Action Aid released the survey as a way to promote their recent report on violence against women, which was published to influence the UN as it decides a multi-year, multi-billion dollar agenda for global development.
“Eighty per cent of activists working on abortion or on lesbian, gay, bisexual and transgender rights felt less safe or much less safe,” according to the Action Aid press release, which did not specify how many members of their already small sample were included in that group.
The question of who qualifies as a “human rights defender” depends on the definition of human rights, which has become a highly controversial subject.

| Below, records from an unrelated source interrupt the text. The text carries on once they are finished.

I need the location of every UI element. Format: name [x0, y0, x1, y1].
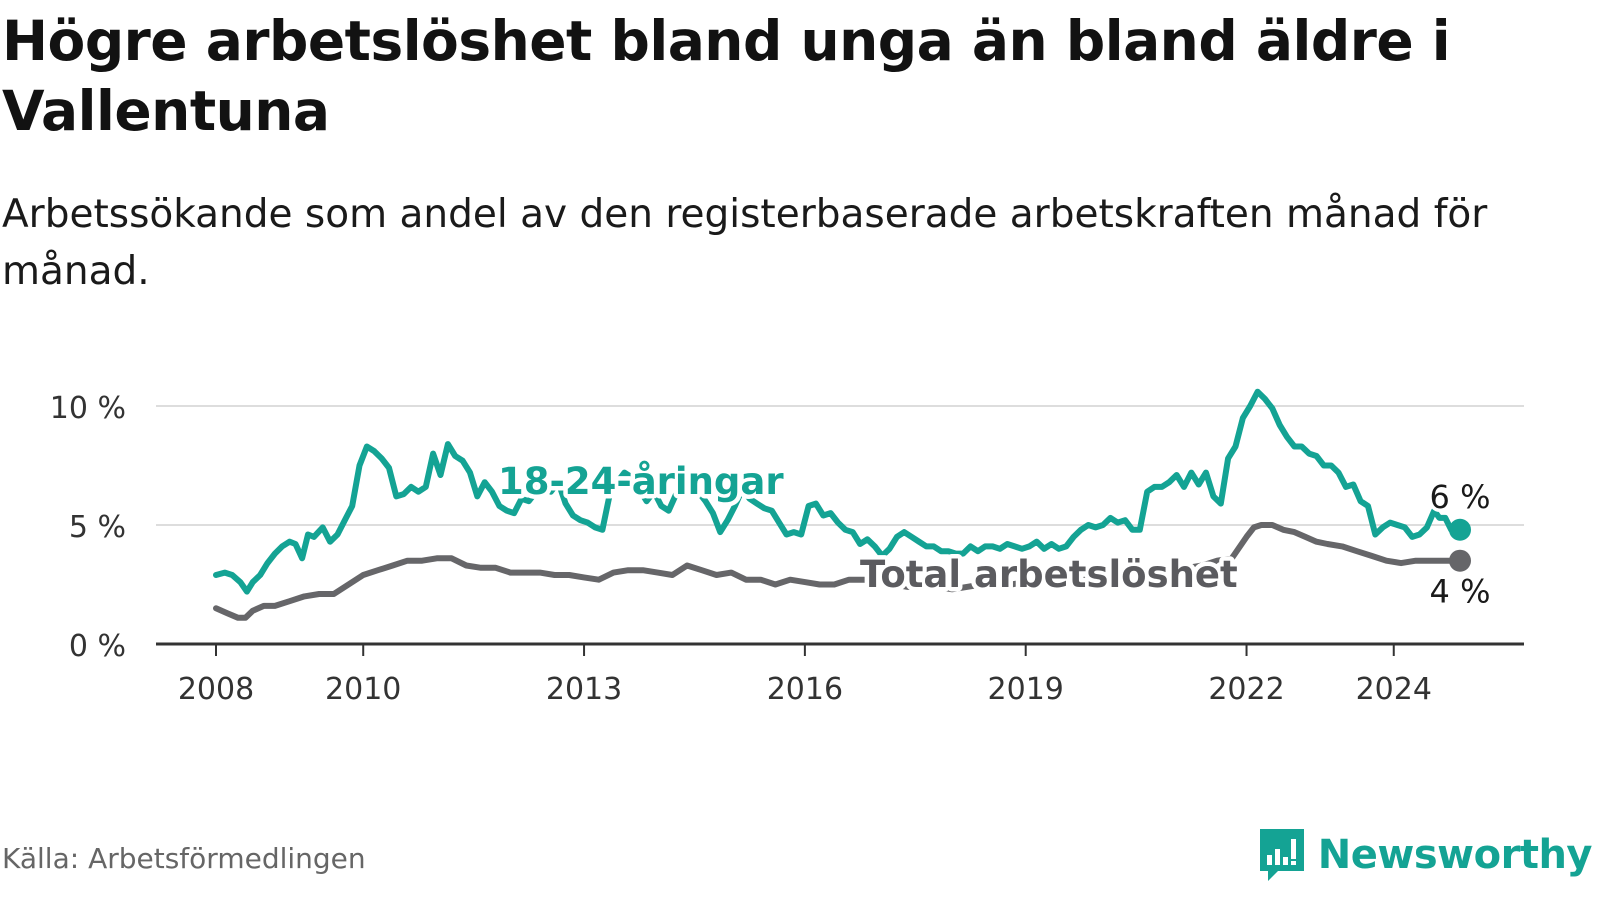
brand-logo: Newsworthy: [1258, 826, 1593, 884]
label-total-halo: Total arbetslöshet: [860, 553, 1238, 596]
x-tick-label: 2024: [1356, 672, 1432, 707]
chart-title: Högre arbetslöshet bland unga än bland ä…: [2, 9, 1451, 143]
x-tick-label: 2019: [988, 672, 1064, 707]
x-tick-label: 2013: [546, 672, 622, 707]
label-youth-halo: 18-24-åringar: [498, 460, 784, 503]
grid-lines: 0 % 5 % 10 %: [50, 391, 1524, 664]
bar-chart-icon: [1259, 829, 1304, 881]
chart-subtitle: Arbetssökande som andel av den registerb…: [2, 192, 1488, 294]
brand-name: Newsworthy: [1317, 832, 1593, 878]
y-tick-label: 0 %: [69, 629, 126, 664]
series-total-line: [213, 522, 1463, 621]
y-tick-label: 5 %: [69, 510, 126, 545]
series-total-line-end-point: [1449, 549, 1471, 572]
end-label-youth-halo: 6 %: [1430, 478, 1491, 516]
x-tick-label: 2010: [325, 672, 401, 707]
end-label-total: 4 %: [1430, 573, 1491, 611]
end-label-total-halo: 4 %: [1430, 573, 1491, 611]
x-tick-label: 2022: [1208, 672, 1284, 707]
series-lines: [213, 388, 1471, 621]
x-tick-label: 2008: [178, 672, 254, 707]
series-youth-line-end-point: [1449, 518, 1471, 541]
x-axis: 2008 2010 2013 2016 2019 2022 2024: [156, 642, 1524, 707]
line-chart: 0 %5 %10 % 2008 2010 2013 2016 2019 2022 2024 …: [50, 388, 1524, 707]
source-note: Källa: Arbetsförmedlingen: [2, 842, 366, 875]
label-youth: 18-24-åringar: [498, 460, 784, 503]
label-total: Total arbetslöshet: [860, 553, 1238, 596]
end-label-youth: 6 %: [1430, 478, 1491, 516]
series-youth-line: [213, 388, 1463, 595]
y-tick-label: 10 %: [50, 391, 126, 426]
x-tick-label: 2016: [767, 672, 843, 707]
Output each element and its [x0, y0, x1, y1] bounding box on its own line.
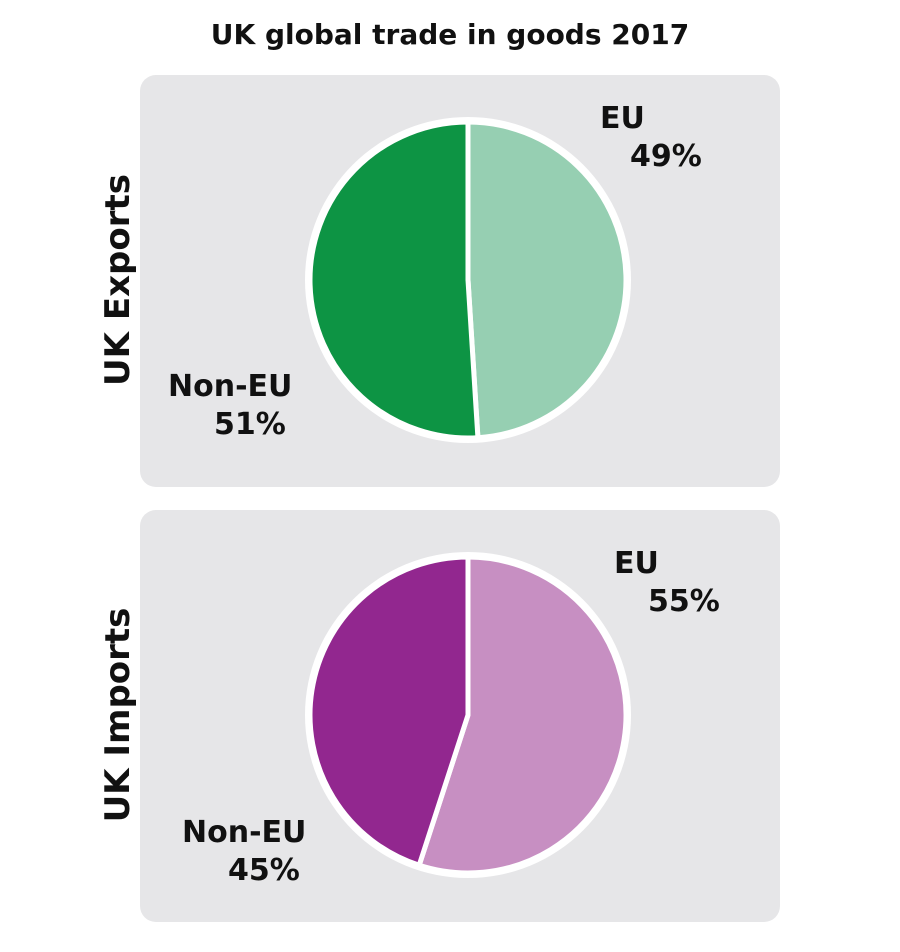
imports-noneu-label: Non-EU 45%: [182, 814, 306, 890]
imports-noneu-name: Non-EU: [182, 815, 307, 850]
exports-slice-eu: [465, 119, 629, 441]
exports-pie: [305, 117, 631, 443]
imports-eu-label: EU 55%: [614, 545, 720, 621]
exports-axis-label: UK Exports: [98, 174, 138, 386]
imports-axis-label: UK Imports: [98, 607, 138, 823]
exports-slice-non-eu: [307, 119, 481, 441]
exports-noneu-label: Non-EU 51%: [168, 368, 292, 444]
imports-pie: [305, 552, 631, 878]
exports-noneu-name: Non-EU: [168, 369, 293, 404]
imports-slice-non-eu: [307, 554, 471, 868]
imports-eu-value: 55%: [648, 584, 720, 619]
exports-eu-name: EU: [600, 101, 645, 136]
imports-eu-name: EU: [614, 546, 659, 581]
chart-title: UK global trade in goods 2017: [210, 18, 690, 51]
exports-eu-value: 49%: [630, 139, 702, 174]
imports-noneu-value: 45%: [228, 853, 300, 888]
exports-eu-label: EU 49%: [600, 100, 702, 176]
imports-slice-eu: [416, 554, 629, 876]
exports-noneu-value: 51%: [214, 407, 286, 442]
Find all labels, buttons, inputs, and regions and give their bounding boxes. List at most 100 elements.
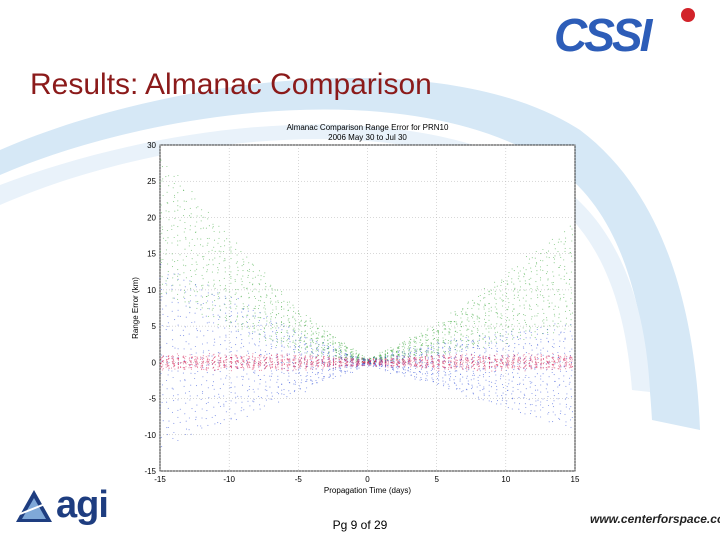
data-point [476,364,478,366]
data-point [190,348,192,350]
data-point [218,263,220,265]
data-point [494,368,496,370]
data-point [494,326,496,329]
data-point [542,380,544,382]
data-point [346,364,348,366]
data-point [534,389,537,391]
data-point [529,308,531,310]
data-point [547,329,549,331]
data-point [517,363,519,365]
data-point [303,325,305,327]
data-point [248,335,250,337]
data-point [438,382,440,385]
data-point [311,358,313,360]
data-point [565,424,567,427]
data-point [259,361,262,363]
data-point [529,404,531,406]
data-point [496,365,498,367]
data-point [190,368,192,370]
data-point [399,356,401,358]
data-point [559,368,561,370]
data-point [260,363,262,365]
data-point [258,360,260,362]
data-point [159,277,161,279]
data-point [530,308,532,310]
data-point [293,345,295,347]
data-point [519,280,521,282]
data-point [540,338,542,340]
data-point [283,346,285,348]
data-point [484,297,486,299]
data-point [525,324,527,326]
data-point [161,446,163,448]
data-point [226,375,228,377]
data-point [167,277,169,279]
data-point [258,299,260,301]
data-point [162,368,164,370]
data-point [547,278,549,280]
data-point [438,360,440,362]
data-point [278,313,280,315]
data-point [426,361,428,363]
data-point [294,318,296,320]
data-point [409,364,411,366]
data-point [305,366,307,368]
data-point [552,271,554,273]
data-point [535,416,537,418]
data-point [381,365,383,367]
data-point [525,360,527,362]
data-point [478,303,480,305]
data-point [346,359,348,361]
data-point [339,356,342,358]
data-point [471,365,473,367]
data-point [477,329,479,331]
data-point [401,372,403,374]
data-point [184,378,186,381]
data-point [436,338,438,341]
data-point [523,272,525,274]
data-point [303,357,305,359]
data-point [293,383,295,385]
data-point [479,354,481,356]
data-point [184,380,186,382]
data-point [205,227,207,229]
data-point [433,348,435,350]
data-point [476,359,478,361]
data-point [203,368,205,371]
data-point [546,360,548,363]
data-point [252,366,254,368]
data-point [425,339,427,341]
data-point [559,367,561,369]
data-point [537,358,539,361]
data-point [300,354,302,356]
data-point [563,293,565,295]
data-point [249,333,251,335]
data-point [213,322,215,324]
data-point [277,289,279,291]
data-point [505,324,507,326]
data-point [309,353,311,355]
data-point [350,361,352,363]
data-point [427,338,429,340]
data-point [473,363,475,365]
data-point [473,342,475,344]
data-point [201,360,203,363]
data-point [433,352,435,354]
data-point [326,362,328,364]
data-point [323,377,325,379]
data-point [275,347,277,349]
data-point [513,369,515,371]
data-point [225,312,227,314]
data-point [420,351,422,354]
data-point [234,320,237,322]
data-point [335,348,337,350]
data-point [448,328,450,330]
data-point [219,285,221,287]
data-point [352,356,354,358]
data-point [512,386,514,388]
data-point [548,363,550,365]
data-point [557,358,559,360]
data-point [160,362,162,364]
data-point [415,342,417,344]
data-point [548,325,550,327]
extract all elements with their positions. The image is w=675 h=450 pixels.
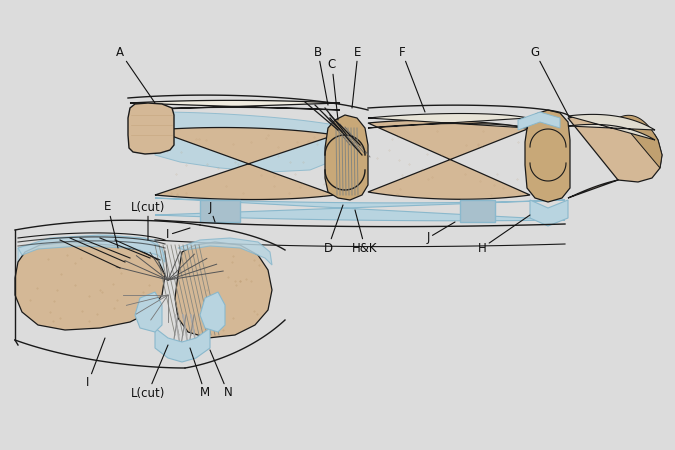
Text: I: I (166, 228, 190, 242)
Text: E: E (352, 45, 362, 108)
Polygon shape (200, 292, 225, 332)
Polygon shape (368, 120, 530, 199)
Text: B: B (314, 45, 328, 105)
Polygon shape (15, 242, 165, 330)
Text: E: E (105, 201, 118, 248)
Polygon shape (618, 115, 662, 168)
Polygon shape (460, 200, 495, 222)
Polygon shape (18, 235, 165, 285)
Text: J: J (427, 222, 455, 244)
Polygon shape (155, 198, 565, 221)
Polygon shape (368, 113, 528, 128)
Text: H&K: H&K (352, 210, 378, 255)
Polygon shape (155, 328, 210, 362)
Polygon shape (525, 110, 570, 202)
Polygon shape (518, 112, 560, 130)
Polygon shape (178, 238, 272, 265)
Polygon shape (325, 115, 368, 200)
Polygon shape (130, 100, 340, 110)
Polygon shape (135, 292, 162, 332)
Text: C: C (328, 58, 338, 120)
Polygon shape (200, 200, 240, 222)
Text: I: I (86, 338, 105, 390)
Text: G: G (531, 45, 568, 115)
Polygon shape (18, 235, 165, 262)
Polygon shape (155, 127, 335, 199)
Text: H: H (478, 215, 530, 255)
Polygon shape (568, 116, 662, 198)
Text: M: M (190, 348, 210, 400)
Text: L(cut): L(cut) (131, 201, 165, 240)
Text: D: D (323, 205, 343, 255)
Polygon shape (530, 200, 568, 226)
Text: L(cut): L(cut) (131, 345, 168, 400)
Text: N: N (210, 350, 232, 400)
Polygon shape (175, 242, 272, 338)
Text: A: A (116, 45, 155, 103)
Polygon shape (128, 103, 174, 154)
Text: F: F (399, 45, 425, 112)
Polygon shape (568, 114, 655, 140)
Text: J: J (209, 201, 215, 222)
Polygon shape (155, 112, 335, 172)
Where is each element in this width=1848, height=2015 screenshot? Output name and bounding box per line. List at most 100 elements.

Activists claim that abortion is a human right and that “sexual rights” exist, despite no where near a global consensus and the outright rejection of both in one way or another by most of the world’s countries.
In its report, Action Aid, which supports abortion and homosexual activism, combines these efforts with those of women lobbying for universally agreed human rights such as the right to vote, hold property, have due process under the law, and live free from the threat of violence.
The report expresses concern that feminist organizations are “increasingly starved of funds” and subjected to “narrow donor-driven agendas” and “fragmented, short-term ‘results-based’ funding.” Action Aid doesn’t say who is responsible to ensure that women’s groups receive a steady stream of income.
Earlier this year, feminists were outraged when countries at the UN issued a declaration on the twentieth anniversary of the landmark Beijing women’s conference and omitted any mention of feminist groups or women’s “human rights defenders.”
The International Women’s Health Coalition circulated a petition to “express our outrage at the way that we have been excluded” from the negotiations between government diplomats. If denied involvement, “we will stay home.”
Professor Anne Marie Goetz, on sabbatical from the massive agency called UN Women, complained, “the negotiation process meant that feminist organizations were kept at arm’s length and could not perform their usual function of lobbying (outside the room) for stronger language.”
All non-diplomats were subject to the same rules.
In 2013, the international women’s health conference Women Deliver featured LeRoy Carhart, an abortionist who specialized in live-birth abortions, on a panel of so-called “human rights defenders.” Carhart characterized himself as the victim of persecution, citing an alleged arson attack at his farm in 1991. The fire was never officially declared to be arson, and there were no prosecutions.
Earlier this year, the UN’s Office of the High Commissioner of Human Rights released a series of videos highlighting “human rights defenders.” Among them was Dr. Willie Parker, a full-time abortionist who operates the only abortion clinic in Mississippi. His video does not mention the word “abortion.”
The UN’s human rights office did not include any defenders of the rights of unborn children among their selections.